Consider the following statement:

“The National Education Association’s decision on Friday to begin the formal process of endorsing President Barack Obama’s re-election campaign may be the most vivid demonstration to date of the political benefits of the stimulus package passed by the president.”

That statement came from a reporter at the very left-leaning Huffington Post. Even Arianna Huffington’s people recognize the stimulus package, which provided billions to America’s public schools, which in turn provided millions in dues to the national teachers unions, as “simple politics.”

So we have to ask ourselves: What did we get for the money? Tens of thousands of teachers remain employed, the unions reaped tens of millions in dues, but what was the return on the investment for taxpayers and students.

The answer is very little. As we’ve seen over and over again, government education dollars are for the teachers and their unions, not the kids who are supposed to be learning.

In Feb. 2009, Vice President Biden back told Delaware union leaders they had all the tools – ie. more money – necessary to fix the system. Using gun imagery before it was uncool, Biden told his audience:

“We’ve been given all the ammunition. If we shoot and miss, if we squander the opportunity, tell me how long you think it’s going to take for another American president to go and ask for more dollars to correct the education system.”

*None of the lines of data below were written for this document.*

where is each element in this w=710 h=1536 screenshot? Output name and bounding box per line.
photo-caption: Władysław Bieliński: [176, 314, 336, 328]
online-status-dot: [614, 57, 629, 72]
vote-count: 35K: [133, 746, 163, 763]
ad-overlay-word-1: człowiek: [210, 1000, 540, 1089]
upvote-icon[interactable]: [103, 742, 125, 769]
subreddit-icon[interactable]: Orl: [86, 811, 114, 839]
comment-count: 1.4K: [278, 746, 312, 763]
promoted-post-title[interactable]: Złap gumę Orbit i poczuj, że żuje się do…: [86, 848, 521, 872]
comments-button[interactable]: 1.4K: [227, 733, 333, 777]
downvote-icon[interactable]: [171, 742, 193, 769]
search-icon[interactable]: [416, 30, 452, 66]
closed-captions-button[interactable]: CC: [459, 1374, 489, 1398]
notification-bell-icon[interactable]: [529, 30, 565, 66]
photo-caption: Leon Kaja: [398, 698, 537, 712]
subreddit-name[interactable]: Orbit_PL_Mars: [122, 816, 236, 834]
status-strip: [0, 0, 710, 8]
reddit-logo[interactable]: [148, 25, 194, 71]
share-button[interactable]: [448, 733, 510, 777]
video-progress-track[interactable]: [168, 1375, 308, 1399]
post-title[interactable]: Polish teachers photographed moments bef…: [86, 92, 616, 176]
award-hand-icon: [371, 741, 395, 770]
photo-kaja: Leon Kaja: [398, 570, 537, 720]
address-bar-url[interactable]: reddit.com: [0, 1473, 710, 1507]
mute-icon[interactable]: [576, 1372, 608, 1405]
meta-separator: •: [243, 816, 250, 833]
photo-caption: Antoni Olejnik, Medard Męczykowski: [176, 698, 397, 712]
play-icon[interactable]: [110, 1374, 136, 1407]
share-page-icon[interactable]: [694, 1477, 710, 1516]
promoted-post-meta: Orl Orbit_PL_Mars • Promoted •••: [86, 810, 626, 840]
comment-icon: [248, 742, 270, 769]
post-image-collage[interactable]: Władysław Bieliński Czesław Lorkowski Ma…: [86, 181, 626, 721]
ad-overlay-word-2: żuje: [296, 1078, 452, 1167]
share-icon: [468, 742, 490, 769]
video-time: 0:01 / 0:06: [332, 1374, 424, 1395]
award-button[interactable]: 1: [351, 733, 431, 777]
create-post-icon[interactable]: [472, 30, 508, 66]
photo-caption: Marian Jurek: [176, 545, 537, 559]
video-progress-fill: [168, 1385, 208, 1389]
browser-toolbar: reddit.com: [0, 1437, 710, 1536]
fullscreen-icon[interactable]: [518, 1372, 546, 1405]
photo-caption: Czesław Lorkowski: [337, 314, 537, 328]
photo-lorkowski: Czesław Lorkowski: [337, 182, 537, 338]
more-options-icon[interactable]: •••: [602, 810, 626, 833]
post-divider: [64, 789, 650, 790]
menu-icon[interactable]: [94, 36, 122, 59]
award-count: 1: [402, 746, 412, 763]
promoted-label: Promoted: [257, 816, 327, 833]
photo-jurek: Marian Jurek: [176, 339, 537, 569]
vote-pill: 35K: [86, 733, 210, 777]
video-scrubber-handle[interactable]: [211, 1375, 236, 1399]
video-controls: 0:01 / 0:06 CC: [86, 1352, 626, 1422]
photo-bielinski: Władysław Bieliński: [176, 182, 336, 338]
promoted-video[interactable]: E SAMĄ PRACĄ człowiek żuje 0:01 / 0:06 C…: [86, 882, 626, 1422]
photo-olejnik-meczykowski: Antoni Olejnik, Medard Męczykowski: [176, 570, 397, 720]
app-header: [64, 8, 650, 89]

More from the News Journal article:

Citing about $105 billion that is coming to the U.S. Department of Education from the federal stimulus package, Biden said teachers will finally have the means to improve education.

“You’ve got a president and vice president absolutely committed to having all the tools you need to finally get it right in American public education.”

To Biden, more dollars for the unions somehow equates to education reform. But we’ve learned over the decades that increased spending on education does not equate to increased performance in the classroom. If spending guaranteed a great public education, U.S. students would be leading the world in academic achievement. News flash – they are not even close.

Mike Reno, a former school board member from a large Michigan district, said when it came to negotiating a teachers’ contract, “there was no costing data, there was no information on how much it would increase the cost to the district, there was no financial projections, there was absolutely nothing that we could base any sort of decision on, other than ‘this is what we think we can get them to settle for.'”

In other words, teachers unions want more spending, through government grants or collective bargaining, so they can increase their salaries and get more lucrative benefits. Very little money is directed toward increasing opportunities for students. It’s simply used to reward thousands of teachers who are not getting the job done in the classroom.

The stimulus has not stimulated American education at all. But it’s stimulated the bank accounts of teachers unions, and that’s really all they care about.

That’s why the NEA has been so quick to endorse President Obama for another term.